I'm glad it turned out for you my friend!
Here's a little advice from a fellow piper, and an old Texan that's been smoking brisket longer than I care to remember. If you want your brisket to be tender and juicy... do this
Leave 1/8 inch of fat on the flat when you trim it up. No need to leave fat on the point, plenty of internal fat there.
Cook the brisket fat side down
. This prevents the meaty part from over-cooking and drying out. This is more noticeable on an offset smoker, but your heat is coming from the bottom I think, so it's still valid. There is a myth that brisket should be cooked fat side up so that the fat oozes down through the brisket. This does not actually happen as people think. It's just a myth... so smoke fat side down
, BUT save all the fat from trimming the brisket and place on splatter screen on rack above brisket.. over the meaty part. This fat will render down during the smoke and slowly drip beefy goodness down onto the meaty part which not only keeps it from drying out, but adds yummy fatty juices
This is just a little twist I do.. it works!
Count on about 1hr smoking per pound
. The only way you will get to temp on a brisket sooner than this is to crank the heat up to 270-300, and that is NOT low and slow smoking. You might as well roast it in the oven. (which is doable and tender, but not smoky, and not kosher lol.
Smoke the brisket at a temp of 225-230 until internal temp of the flat reaches 150, or until it stalls, whichever comes first.
Use a remote thermometer and do not open the door (except to add wood chips etc.) until the brisket reaches temp. You have the advantage of being able to do this with that electric smoker. Every time you open the door of that electric smoker you dump all the heat out. Then it has to come back up to temp which just prolongs the smoke.
Once brisket reaches 150 or stalls
, remove and wrap in parchment paper, or foil, parchment paper is better!
Return to your smoker and crank the heat up to 270-300 just until the brisket starts to climb out of the stall
, then lower back to 225-230 and continue the smoke until internal temperature reaches 203
. This is the temp at which your brisket will be tender and juicy, but not over cooked. Anything under that temp and it will not be at it's most tender. Anything over that temp and it will start to dry out.
At this point you have several options...
1) If you're in a hurry to eat asap, remove from smoker, unwrap, let it rest 30-45 minutes, slice and enjoy.
2) If your smart, and your brisket was done several... 1 to 5 hours prior to mealtime... lower temp of smoker to 125 if possible. leave it alone until 30 minutes before mealtime, remove unwrap, slice, enjoy... or
3) Remove from smoker, wrap in foil, then several old towels, place in an ice chest until 30 min before mealtime, then remove, unwrap slice and enjoy.

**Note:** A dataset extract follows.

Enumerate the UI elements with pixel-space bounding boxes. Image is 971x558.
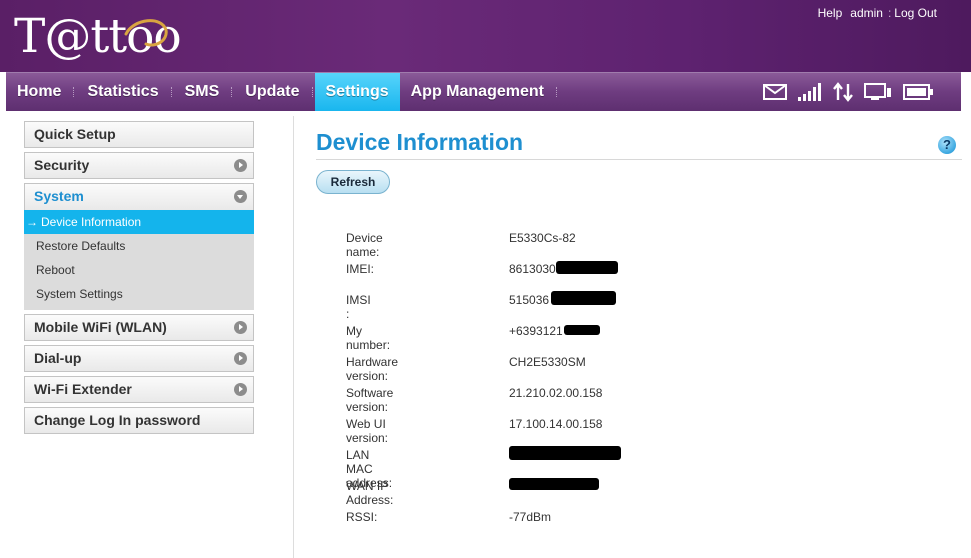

4) If you want to firm up your bark, remove from wrap, place back on grate, set temp to 300 and cook for 10-15 minutes. Remove from smoker, let rest 30-45 min. slice and enjoy
Points to remember...
If it stalls wrap it up and get that heat up to break out of stall. The cause of a stall is the juices evaporating off the surface and cooling the brisket such that it is not cooking anymore given the heat applied to it. Wrapping it stops the evaporating process. Increasing the heat brings the temp of the brisket UP such that evaporating juices don't matter anymore and it can continue rise in temp until tender.
Leave the smoker closed. Only open when necessary. Use a remote thermometer. This just make the process so much easier. You always know what the internal temp is so you can spot the stall right away, which is important if you want to bust out of it, and get to temp asap, and they are very affordable these days.
Make sure you're slicing the brisket correctly... start on the end of the flat, slice across the grain on the flat, when you reach the point meat on top of flat rotate 90 degrees, continue to slice from big side to small.. until a few inches from the end. slice that off and into burnt end chunks.
If you're interested in learning to do some yummy pork candy (smoked pork belly) PM me for details. I'm sure I've already glazed some eyes over with this long-winded post. lol
Good luck to you brother. Smoking meat is a wonderful and satisfying endeavor.
Even after 50 years of doing it I still learn new stuff all the time.
So never give up and keep on smokin!